Stalin’s Revival in Russia

Russia wrestles with rehabilitating its great Soviet-era wartime leader and homicidal maniac.

The theme of this blog since the New Year has been Holocaust denial, which always seems to flush far-right deniers out of the bushes. But denial itself is a nonpartisan affair. Russian Communists have a lot on their conscience, too — along with a steep fall from power and grace, like the Nazis — so a movement in the new Russia to revise the nation’s history of the gulag and the purge are perhaps not surprising.

Yevgeny Dzhugashvili became the poster boy for this movement last fall when he sued a Russian paper for claiming that his grandfather, Josef Stalin, had personally ordered the murder of Soviet citizens. A court threw out the case, but in December he sued a Moscow radio station for making a similar claim.

“Stalin signed an order that children can be shot from the age of 12 as enemies of the nation,” a presenter on the Ekho Moskvy station said on the air in October. “Which of the bastards dares say a single word in his defense?”

Dzhugashvili does! He wants everyone to think his grandfather has had a bum rap. Almost a third of Russians — 29 percent, according to a recent poll — want to see a leader like Stalin come to power again. For many Russians he represents national strength, particularly because he led the Soviet Union in “The Great Patriotic War,” as Russians refer to World War II.

Russia’s losses reached around 9 million soldiers and an even greater number of civilians in the struggle against Hitler, which explains some Russian reluctance to speak ill of Stalin. The society has also never tried to heal itself of Soviet rule.

“All countries emerging from totalitarianism and evolving into a normal form of government carried out a long and difficult program of reforms and re-education, of coming to grips with the past,” said Sergei Mitrokhin, a leader of the opposition Yobloko party, to Time last month. “Germany is still carrying out de-Nazification, while we never even began this process.”

Mitrokhin, like a lot of Russian liberals, thinks the recent public revival of Stalin’s image has a political purpose. Stalin murdered more than a million dissidents and threw the rest in gulags; he killed every rival from the days of the Russian Revolution; he let millions of Soviet citizens, particuarly Ukrainian peasants, starve in an attempt to collectivize Russian farms. But this reputation is inconvenient both to Russian Communists and to the ruling United Russia party, which Vladimir Putin leads. By soft-pedaling Stalin’s crimes, and tolerating Dzhugashvili’s publicity circus in the courts, Mitrokhin argues, “The state is hinting that Stalin’s tactics are also part of its arsenal for controlling the country.”

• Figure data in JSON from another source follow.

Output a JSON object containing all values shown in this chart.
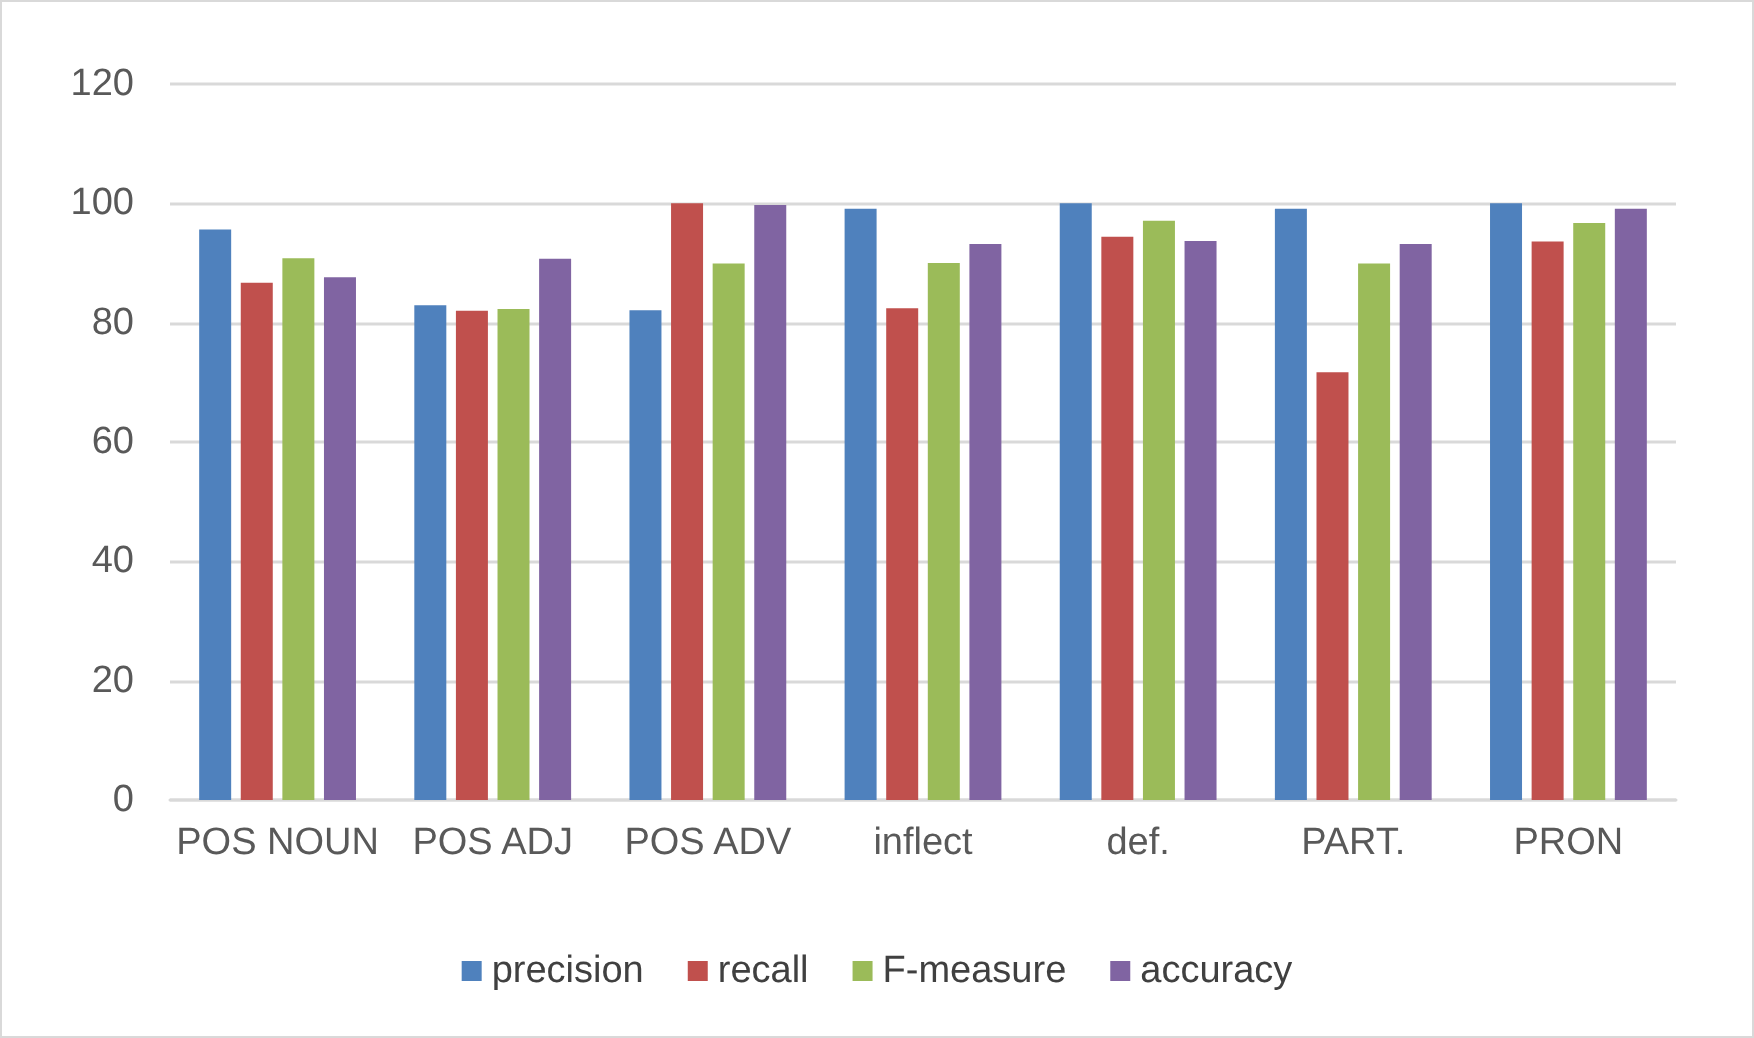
{
  "chart_data": {
    "type": "bar",
    "categories": [
      "POS NOUN",
      "POS ADJ",
      "POS ADV",
      "inflect",
      "def.",
      "PART.",
      "PRON"
    ],
    "series": [
      {
        "name": "precision",
        "color": "#4f81bd",
        "values": [
          95.6,
          82.9,
          82.1,
          99.1,
          100,
          99.1,
          100
        ]
      },
      {
        "name": "recall",
        "color": "#c0504d",
        "values": [
          86.7,
          82,
          100,
          82.4,
          94.4,
          71.7,
          93.6
        ]
      },
      {
        "name": "F-measure",
        "color": "#9bbb59",
        "values": [
          90.8,
          82.3,
          89.9,
          90,
          97.1,
          89.9,
          96.7
        ]
      },
      {
        "name": "accuracy",
        "color": "#8064a2",
        "values": [
          87.6,
          90.7,
          99.7,
          93.2,
          93.7,
          93.2,
          99.1
        ]
      }
    ],
    "ylim": [
      0,
      120
    ],
    "yticks": [
      0,
      20,
      40,
      60,
      80,
      100,
      120
    ],
    "grid": "y",
    "legend": "bottom"
  }
}
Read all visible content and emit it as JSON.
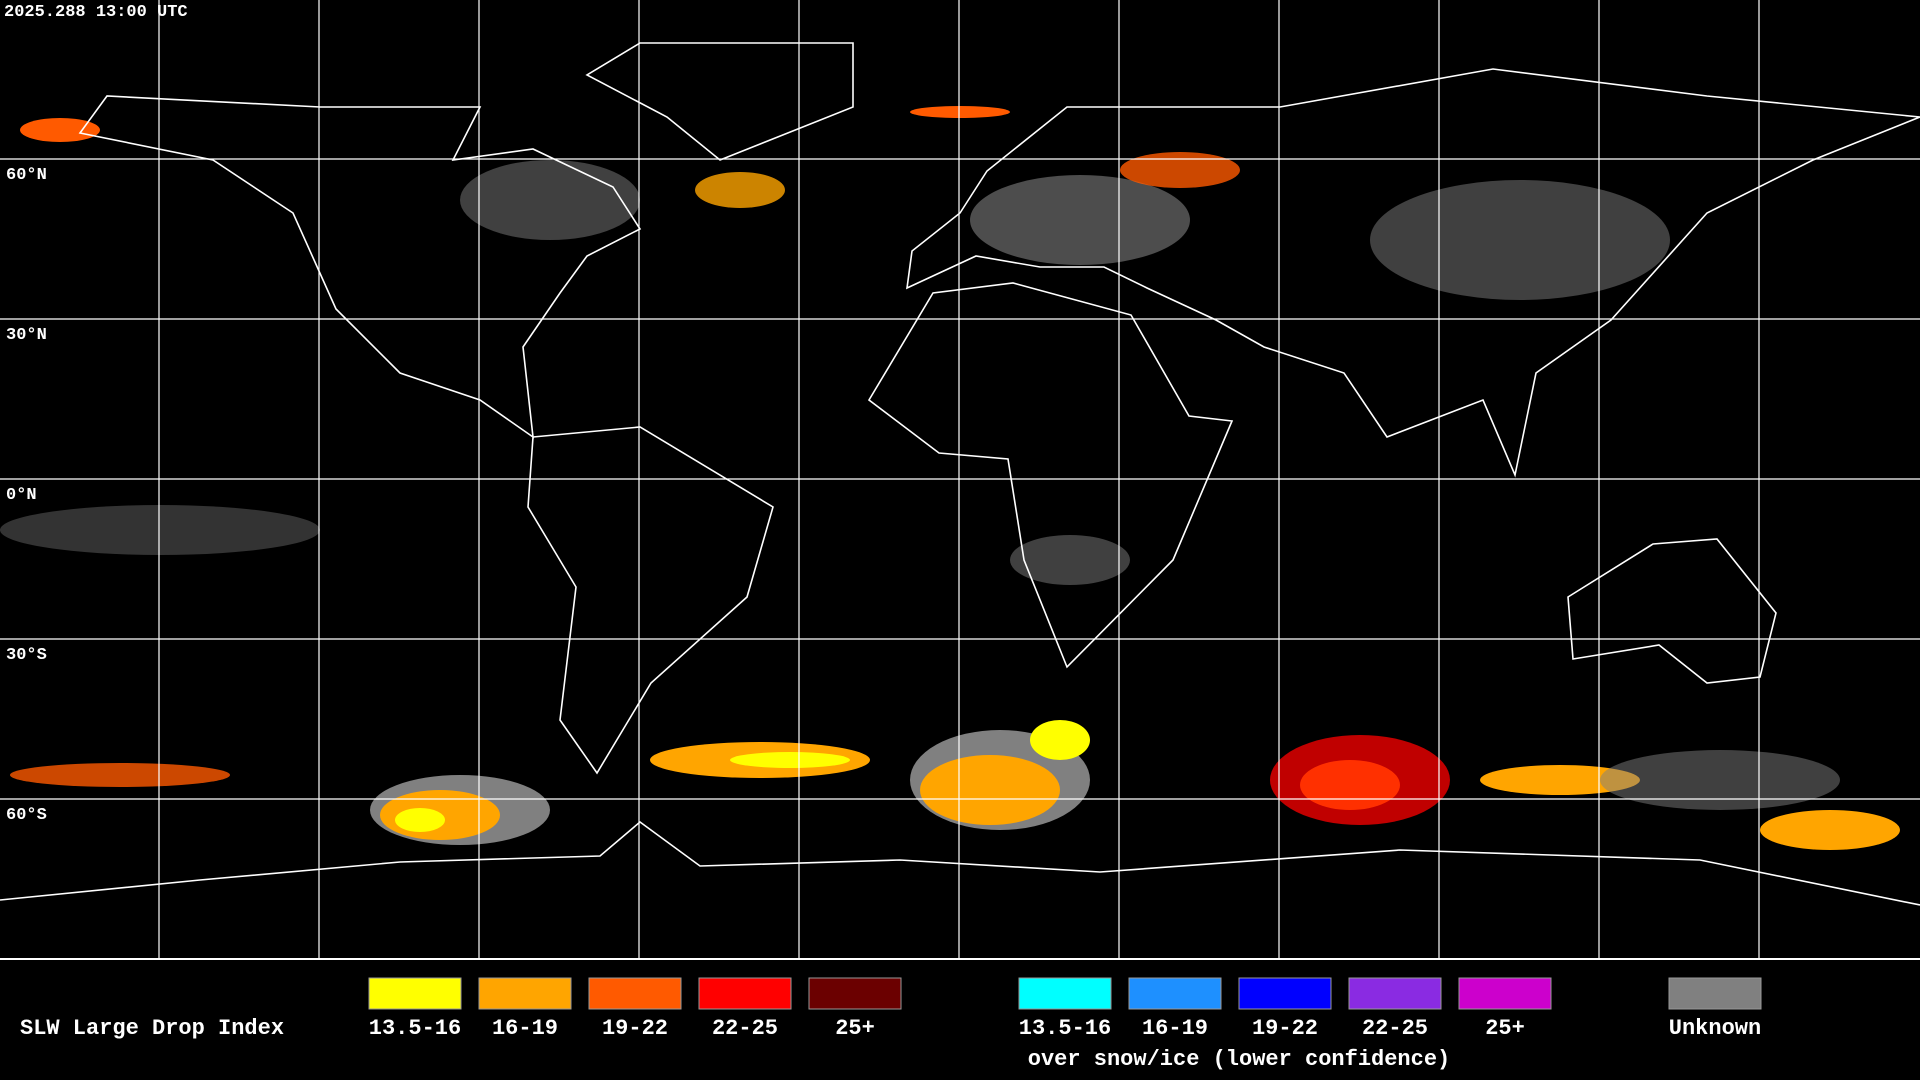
{
  "timestamp": "2025.288 13:00 UTC",
  "latitude_labels": [
    "60°N",
    "30°N",
    "0°N",
    "30°S",
    "60°S"
  ],
  "legend": {
    "title": "SLW Large Drop Index",
    "items": [
      {
        "label": "13.5-16",
        "color": "#ffff00"
      },
      {
        "label": "16-19",
        "color": "#ffa500"
      },
      {
        "label": "19-22",
        "color": "#ff5a00"
      },
      {
        "label": "22-25",
        "color": "#ff0000"
      },
      {
        "label": "25+",
        "color": "#6b0000"
      }
    ],
    "snow_items": [
      {
        "label": "13.5-16",
        "color": "#00ffff"
      },
      {
        "label": "16-19",
        "color": "#1e90ff"
      },
      {
        "label": "19-22",
        "color": "#0000ff"
      },
      {
        "label": "22-25",
        "color": "#8a2be2"
      },
      {
        "label": "25+",
        "color": "#cc00cc"
      }
    ],
    "snow_note": "over snow/ice (lower confidence)",
    "unknown": {
      "label": "Unknown",
      "color": "#808080"
    }
  }
}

Last month, the Russian Communist Party asked for a day of leaving Stalin alone to observe his 130th birthday (he died in 1953), and Vladimir Putin warned a televised call-in show that an “overall judgment” against Stalin was inadvisable. True, he said, peasants died when Stalin collectivized their farms. “But after all,” he hedged, “we did get industrialization.”

Statues of Stalin have gone up around Russia. He now has museum in Volgograd, and a revision in school textbooks calls the old dictator a “competent manager” (though it does list his repressions). When the city of Moscow refurbished its grand, ’50s-era Kurskaya Metro Station last summer, a gilt-edged slogan removed under Kruschchev was also, surprisingly, restored: “Stalin reared us on loyalty to the people,” it reads. “He inspired us to labor and heroism.”

Oct. 30 is still Russia’s official day of mourning for Stalin’s victims, and to commemorate it last year President Dmitry Medvedev said Russia “must not allow those who destroyed their own people to be defended under the banner of restoring historical justice. … There can be no justification for repressions.”

That was bold and clear. But Putin is angling for Medvedev’s job. He demoted himself to prime minister in 2008 because of a term-limit law, letting Medvedev take the presidency, but both men have said in the meantime that Putin may run again in 2012 — conveniently in the wake of a brand-new law that extends presidential terms to six years each. So as of 2012, Putin could legally be president for two more consecutive terms, until 2024.

Denial isn’t just a psychological force — it’s also, obviously, a political tool in Russia as well as the West. The difference is that in Russia, the forces of reaction may soon get what they want.